Back on the rock a short traverse returned us to the main break. The face here was steep to overhanging, and it was only due to large holds and a perfect crack that we could continue free. Four pitches of continuously difficult climbing, and a short tension traverse, brought us to a split in the break. The right crack I thought went higher, but by leaning out I could see roofs and more roofs which would almost certainly require extensive aid. So far the climb was mostly free, and we wanted if possible to keep it that way. I therefore bridged up and left, with strenuous climbing leading up to and through a small overhang to a continuation of the crack in the face above. With failing arms and shaking legs it was just possible to power up and exit left onto a fair sized ledge. When Barry joined me, we pulled out our photo of the wall, and thought we could make out the ledge as a thin horizontal line. More importantly it looked as if we were nearing the top of the headwall and it seemed there might be another crack running up from the left edge of the ledge.
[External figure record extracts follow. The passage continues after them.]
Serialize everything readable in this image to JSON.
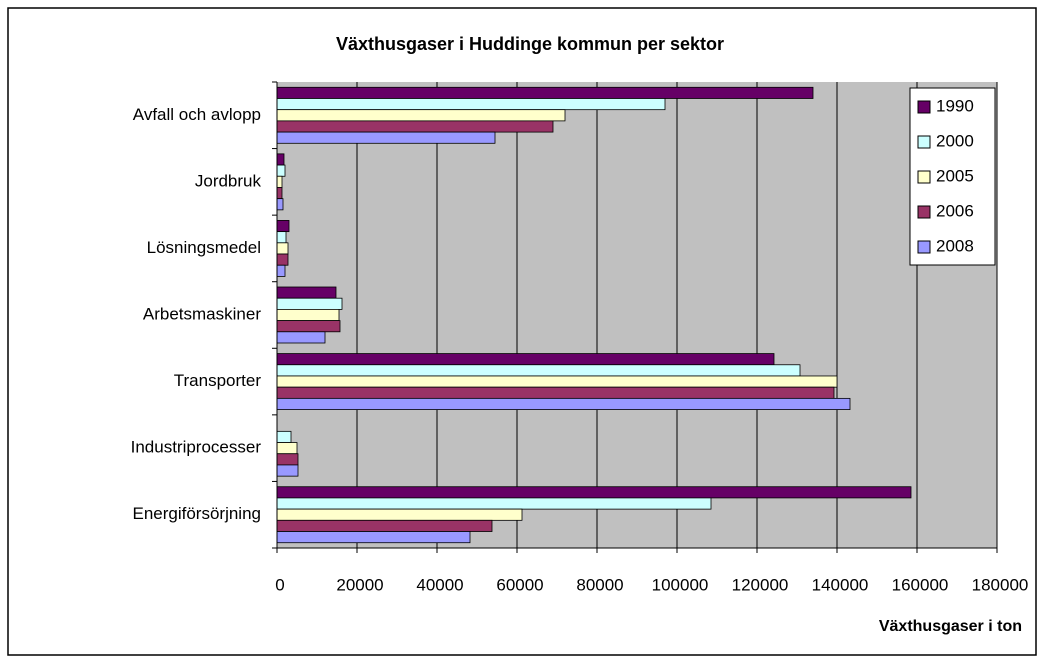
{
  "chart_data": {
    "type": "hbar",
    "title": "Växthusgaser i Huddinge kommun per sektor",
    "x_label": "Växthusgaser i ton",
    "categories": [
      "Avfall och avlopp",
      "Jordbruk",
      "Lösningsmedel",
      "Arbetsmaskiner",
      "Transporter",
      "Industriprocesser",
      "Energiförsörjning"
    ],
    "series": [
      {
        "name": "1990",
        "color": "#660066",
        "values": [
          134000,
          1750,
          3000,
          14750,
          124250,
          0,
          158500
        ]
      },
      {
        "name": "2000",
        "color": "#ccffff",
        "values": [
          97000,
          2000,
          2250,
          16250,
          130750,
          3500,
          108500
        ]
      },
      {
        "name": "2005",
        "color": "#ffffcc",
        "values": [
          72000,
          1250,
          2750,
          15500,
          140000,
          5000,
          61250
        ]
      },
      {
        "name": "2006",
        "color": "#993366",
        "values": [
          69000,
          1250,
          2750,
          15750,
          139250,
          5250,
          53750
        ]
      },
      {
        "name": "2008",
        "color": "#9999ff",
        "values": [
          54500,
          1500,
          2000,
          12000,
          143250,
          5250,
          48250
        ]
      }
    ],
    "xlim": [
      0,
      180000
    ],
    "xticks": [
      0,
      20000,
      40000,
      60000,
      80000,
      100000,
      120000,
      140000,
      160000,
      180000
    ],
    "grid": true,
    "legend": "upper right"
  }
}
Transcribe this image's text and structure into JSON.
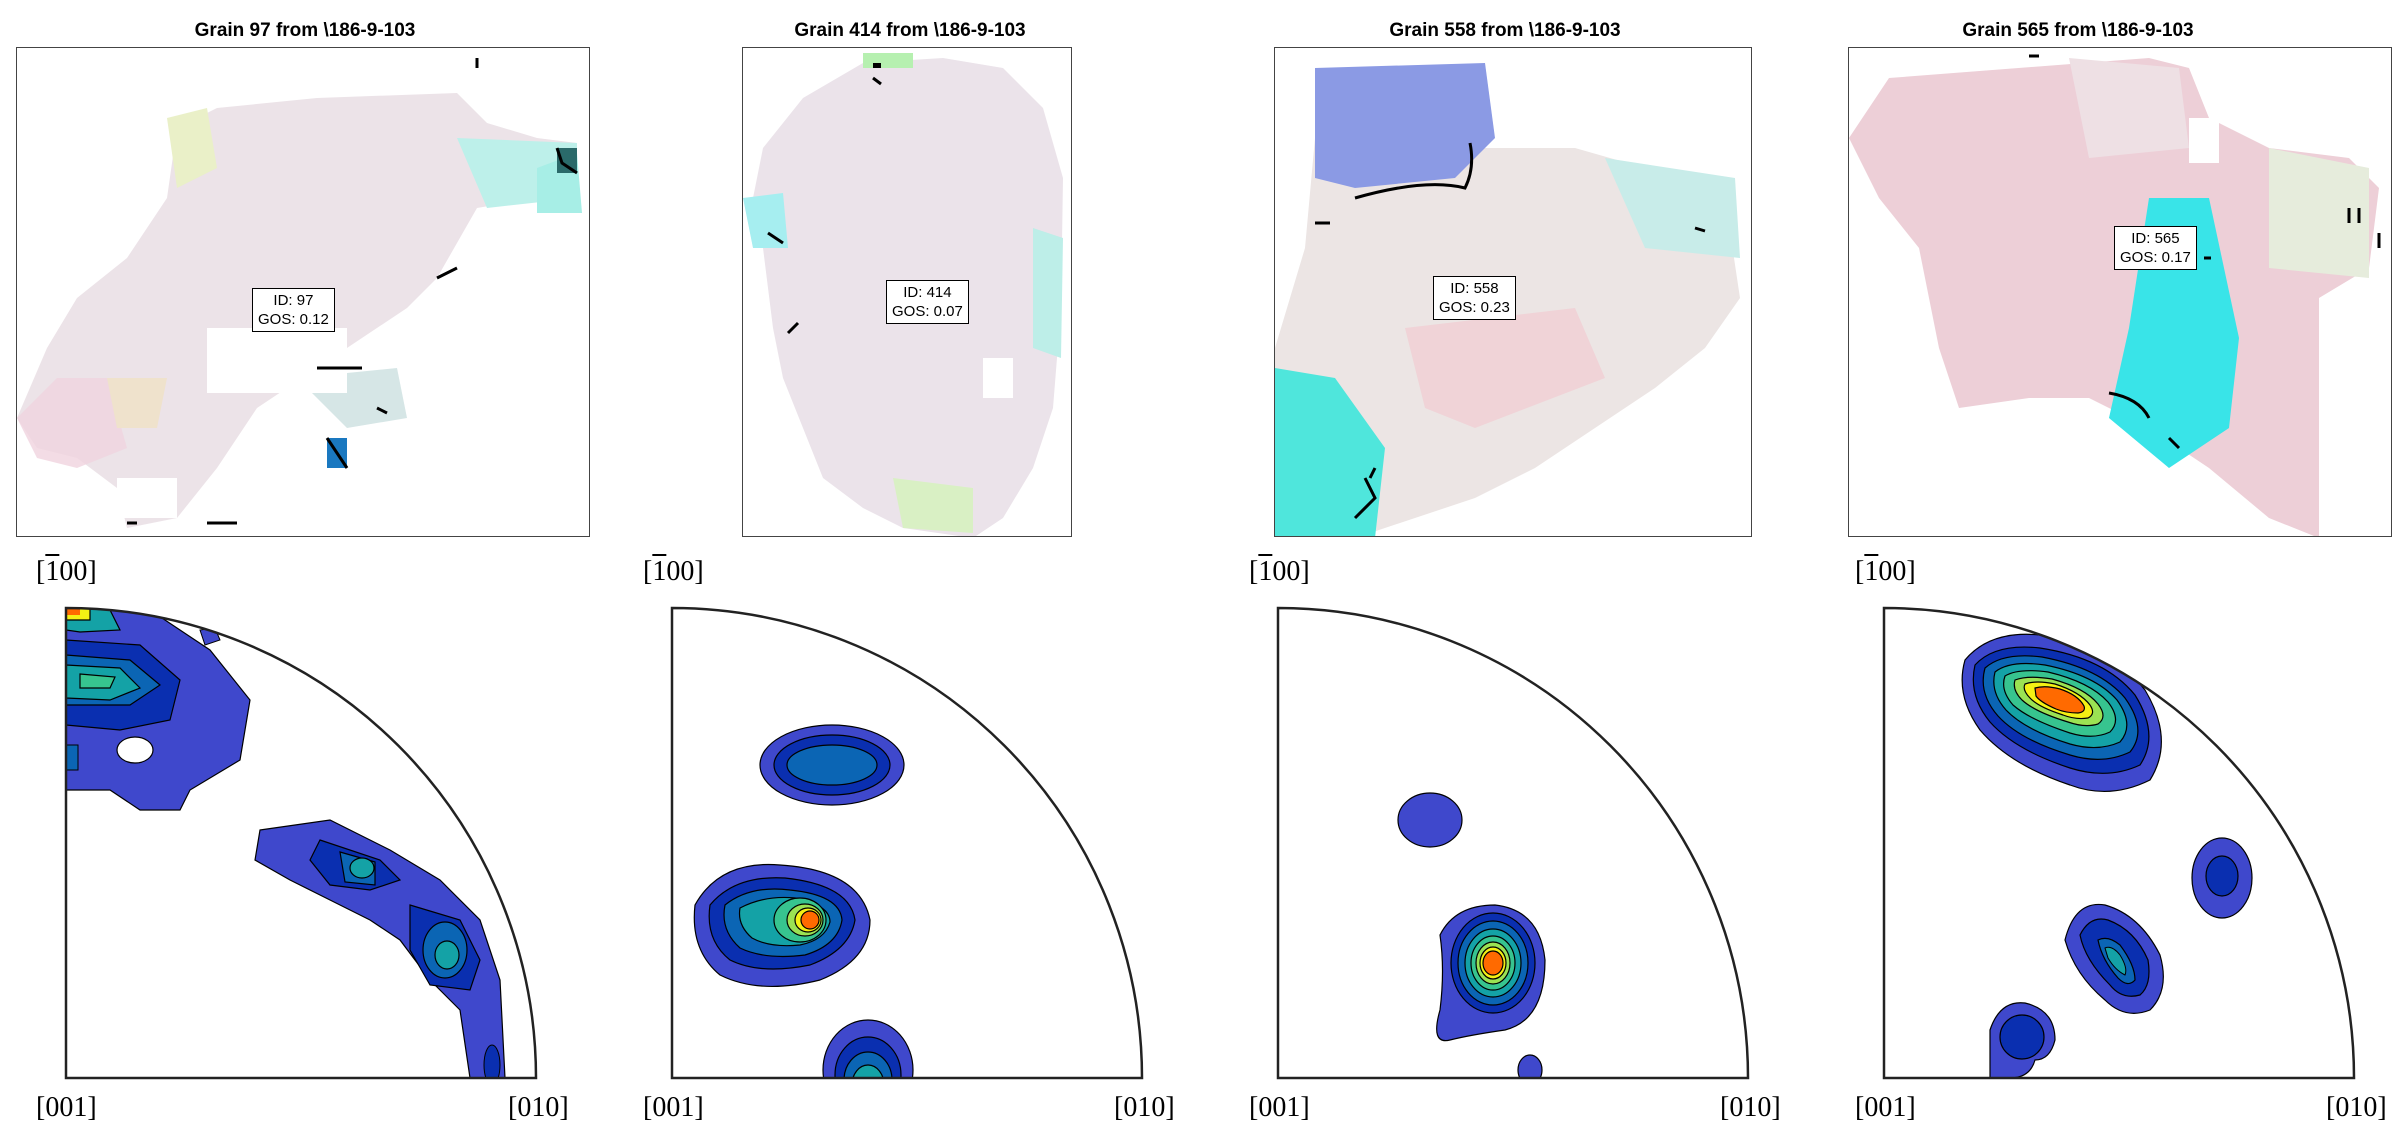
{
  "panels": [
    {
      "title": "Grain 97 from \\186-9-103",
      "label_id": "ID: 97",
      "label_gos": "GOS: 0.12"
    },
    {
      "title": "Grain 414 from \\186-9-103",
      "label_id": "ID: 414",
      "label_gos": "GOS: 0.07"
    },
    {
      "title": "Grain 558 from \\186-9-103",
      "label_id": "ID: 558",
      "label_gos": "GOS: 0.23"
    },
    {
      "title": "Grain 565 from \\186-9-103",
      "label_id": "ID: 565",
      "label_gos": "GOS: 0.17"
    }
  ],
  "ipf": {
    "top_label_bar": "1",
    "top_label_rest": "00",
    "bottom_left_label": "[001]",
    "bottom_right_label": "[010]"
  },
  "colors": {
    "contour_levels": [
      "#3f48cc",
      "#0a2fb0",
      "#0b65b4",
      "#14a2a6",
      "#37c48f",
      "#9be253",
      "#f4f014",
      "#ff6a00"
    ],
    "map_pink": "#e9c9d6",
    "map_cyan": "#33e0e0",
    "map_blue": "#8a98e6",
    "boundary": "#000000"
  }
}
Excited at the prospect of getting onto easier ground Barry rushed across and swarmed up the crack, which turned into an ice-filled chimney. With some chopping and cursing we soon emerged onto a better ledge, and continued to the top of a huge pinnacle attached improbably to the wall. From the minute ledge on its top the central bowl fell away in a few thousand feet of overhanging rock, while to the right the headwall continued up vertical or more for at least two rope-lengths. Straight above, the rock was blank, the only hope lay in a thin flake running up on the right. Already cramped from a long day of leading, jugging and hauling, I fixed the rope and rappelled to Barry’s stance. We soon had a small area fashioned, and with our feet hanging out over the edge we lay in our bags and contemplated the awesome position we were in. I think we both knew how difficult, dangerous, expensive, and perhaps impossible retreat would be from here. I was hopeful the flake would go, but if it didn’t there was a distinct lack of alternatives. To add to our concern there were once more threatening storm clouds moving in over Alberta, and during the night sporadic squalls passed through and wet us. We both awoke from our troubled dreams at one point, when a huge slide of rock poured down the face to our left, with sparks lighting up the night and a terrible crashing and rumbling as tons of limestone tumbled past following gravity to the glacier. We were shocked and stunned by our smallness in such a vast and powerful environment.
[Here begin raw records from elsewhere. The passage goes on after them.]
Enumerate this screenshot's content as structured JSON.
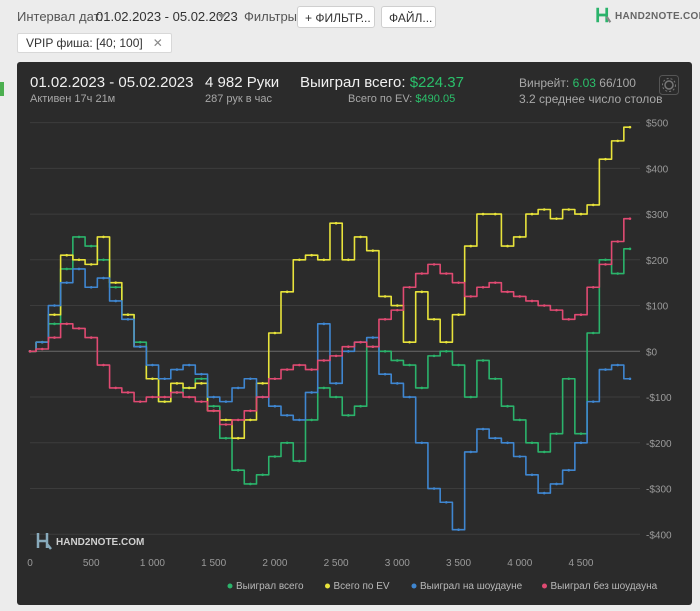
{
  "filters_bar": {
    "date_label": "Интервал дат:",
    "date_value": "01.02.2023 - 05.02.2023",
    "filters_label": "Фильтры:",
    "filter_button": "+ ФИЛЬТР...",
    "file_button": "ФАЙЛ...",
    "active_filter": "VPIP фиша: [40; 100]",
    "close_glyph": "✕"
  },
  "brand": {
    "name": "HAND2NOTE.COM"
  },
  "stats": {
    "date_range": "01.02.2023 - 05.02.2023",
    "active": "Активен 17ч 21м",
    "hands": "4 982 Руки",
    "hands_per_hour": "287 рук в час",
    "won_label": "Выиграл всего:",
    "won_value": "$224.37",
    "ev_label": "Всего по EV:",
    "ev_value": "$490.05",
    "winrate_label": "Винрейт:",
    "winrate_value": "6.03",
    "winrate_unit": "66/100",
    "tables": "3.2 среднее число столов"
  },
  "chart_data": {
    "type": "line",
    "x": [
      0,
      100,
      200,
      300,
      400,
      500,
      600,
      700,
      800,
      900,
      1000,
      1100,
      1200,
      1300,
      1400,
      1500,
      1600,
      1700,
      1800,
      1900,
      2000,
      2100,
      2200,
      2300,
      2400,
      2500,
      2600,
      2700,
      2800,
      2900,
      3000,
      3100,
      3200,
      3300,
      3400,
      3500,
      3600,
      3700,
      3800,
      3900,
      4000,
      4100,
      4200,
      4300,
      4400,
      4500,
      4600,
      4700,
      4800,
      4900
    ],
    "xticks": [
      0,
      500,
      1000,
      1500,
      2000,
      2500,
      3000,
      3500,
      4000,
      4500
    ],
    "xtick_labels": [
      "0",
      "500",
      "1 000",
      "1 500",
      "2 000",
      "2 500",
      "3 000",
      "3 500",
      "4 000",
      "4 500"
    ],
    "xlim": [
      0,
      4982
    ],
    "yticks": [
      500,
      400,
      300,
      200,
      100,
      0,
      -100,
      -200,
      -300,
      -400
    ],
    "ytick_labels": [
      "$500",
      "$400",
      "$300",
      "$200",
      "$100",
      "$0",
      "-$100",
      "-$200",
      "-$300",
      "-$400"
    ],
    "ylim": [
      -430,
      510
    ],
    "grid": true,
    "legend_position": "bottom-right",
    "series": [
      {
        "name": "Выиграл всего",
        "color": "#2bb36b",
        "values": [
          0,
          20,
          60,
          180,
          250,
          230,
          200,
          140,
          80,
          20,
          -60,
          -110,
          -90,
          -80,
          -60,
          -120,
          -190,
          -260,
          -290,
          -270,
          -230,
          -200,
          -240,
          -150,
          -80,
          -100,
          -140,
          -120,
          10,
          0,
          -20,
          -30,
          -80,
          -10,
          0,
          -30,
          -100,
          -20,
          -60,
          -120,
          -150,
          -200,
          -220,
          -180,
          -60,
          -180,
          40,
          200,
          170,
          224
        ]
      },
      {
        "name": "Всего по EV",
        "color": "#e8e33b",
        "values": [
          0,
          20,
          80,
          210,
          200,
          190,
          250,
          150,
          80,
          10,
          -60,
          -110,
          -70,
          -80,
          -70,
          -130,
          -150,
          -190,
          -150,
          -70,
          40,
          130,
          200,
          210,
          200,
          280,
          200,
          250,
          220,
          120,
          100,
          20,
          130,
          70,
          20,
          80,
          230,
          300,
          300,
          230,
          250,
          300,
          310,
          290,
          310,
          300,
          320,
          420,
          460,
          490
        ]
      },
      {
        "name": "Выиграл на шоудауне",
        "color": "#3f86d0",
        "values": [
          0,
          20,
          100,
          150,
          180,
          140,
          160,
          110,
          70,
          10,
          -30,
          -60,
          -40,
          -30,
          -50,
          -100,
          -110,
          -80,
          -60,
          -100,
          -120,
          -140,
          -150,
          -90,
          60,
          -70,
          0,
          20,
          30,
          -50,
          -70,
          -100,
          -200,
          -300,
          -330,
          -390,
          -220,
          -170,
          -190,
          -200,
          -230,
          -270,
          -310,
          -290,
          -260,
          -200,
          -110,
          -40,
          -30,
          -60
        ]
      },
      {
        "name": "Выиграл без шоудауна",
        "color": "#e04a72",
        "values": [
          0,
          5,
          30,
          60,
          50,
          30,
          -30,
          -80,
          -90,
          -110,
          -100,
          -100,
          -90,
          -100,
          -110,
          -130,
          -160,
          -150,
          -130,
          -100,
          -60,
          -40,
          -30,
          -40,
          -20,
          -10,
          10,
          20,
          10,
          70,
          90,
          140,
          170,
          190,
          170,
          150,
          120,
          140,
          150,
          130,
          120,
          110,
          100,
          90,
          70,
          80,
          140,
          190,
          240,
          290
        ]
      }
    ]
  }
}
The next day a perfect finger crack led up and out across the top of the headwall, with thousands of feet of limestone falling away on both sides. Thankfully, the face kicked back one pitch higher and we raced over easy ground to the summit ridge. All that was left was the climb over the Twins Tower, the walk across Stutfield and the descent back into Habel Creek.
* * * *
Forty-eight hours later I stumbled behind Barry as he forded the Sunwapta in the late evening. Cloud level was down to the road. The storm that had raged around us on our last day on the wall, the same storm that had chased us across the icecap like small birds lost in the wind, that storm was still raging in the mountains. Glad to be out of it, but basking in the reflection of our sunny days we had been lucky enough to enjoy up there, we were truly happy.
Summary of Statistics:
Area: Columbia Icefields Group, Canadian Rockies.
New Route: North Twin via the North Pillar, July 31 to August 5, 1985 (Barry Blanchard, David Cheesmond).